The dream of a reference library in which little green lights identity the explanatory resources mentioning the topic of current interest becomes feasible in the digital library environment because union indexes (strictly, like Google, more or less edited concordances) can be generated for any set of explanatory resources if the indexing software has access to the full-text of the resources.

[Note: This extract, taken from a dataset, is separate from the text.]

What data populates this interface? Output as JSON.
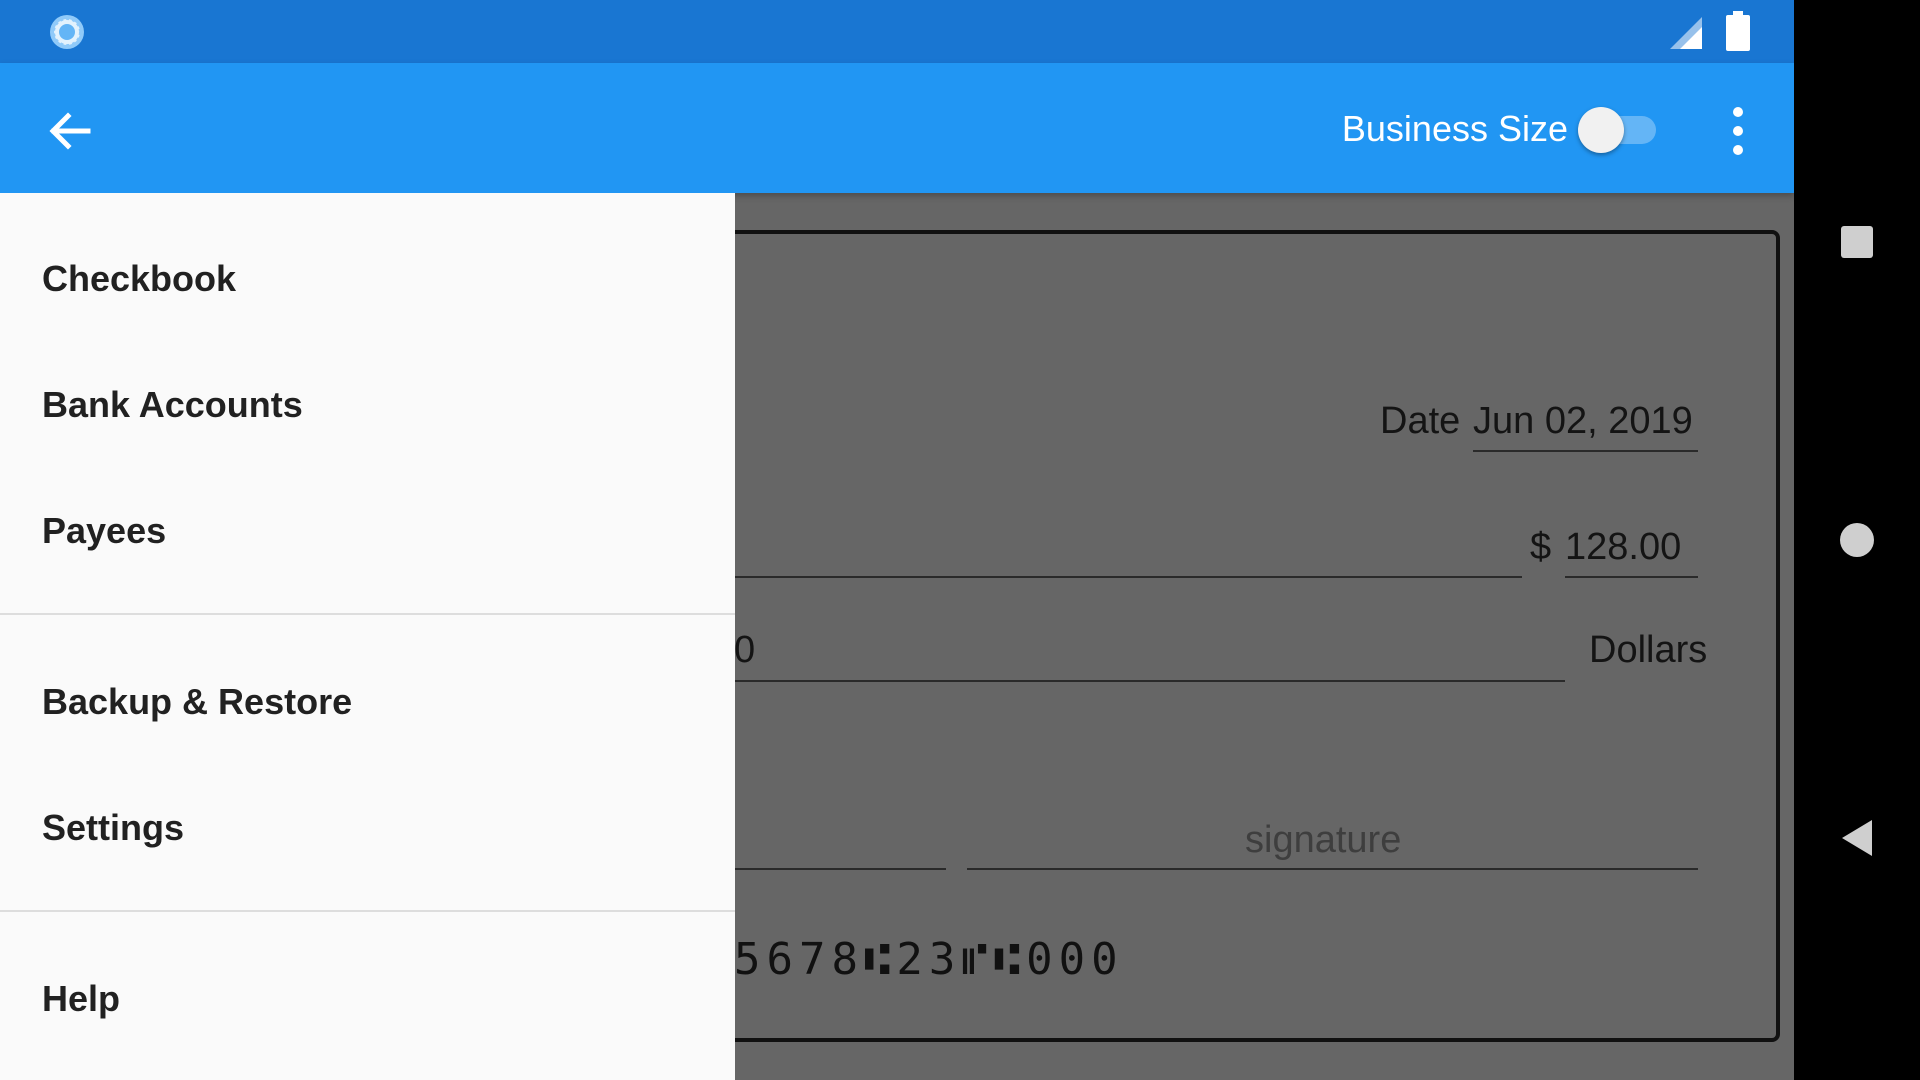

Guides to reference works, commonly known by their compilers' names, such as Mudge, Winchell, Malclès, Walford, and now Kieft, expertly describe thousands of resources. Search of these descriptions may be helpful but is no substitute for search of their contents. In a digital environment it become feasible to generate union indexes to the entire contents of customized selections of well-regarded resources. Established Natural Language Processing techniques and XML mark-up can help address problems of term disambiguation and vocabulary control. The creation of such union indexes and the wider adoption of peer-to-peer search and retrieval protocols provide the basis for a transformation of reference service in the digital library environment.

Acknowledgements

Fredric C. Gey, Matthew Holmberg, Daniel Melia and others assisted the work reported. We are grateful for the support from the Institute of Museum and Library Services through award LG-06-06-0037-06 “Bringing Lives to Light: Biography in Context” and from the Advancing Knowledge grant PK-50027-07 “Context and Relationships: Ireland and Irish Studies,” jointly funded by the National Endowment for the Humanities and the Institute of Museum and Library Services.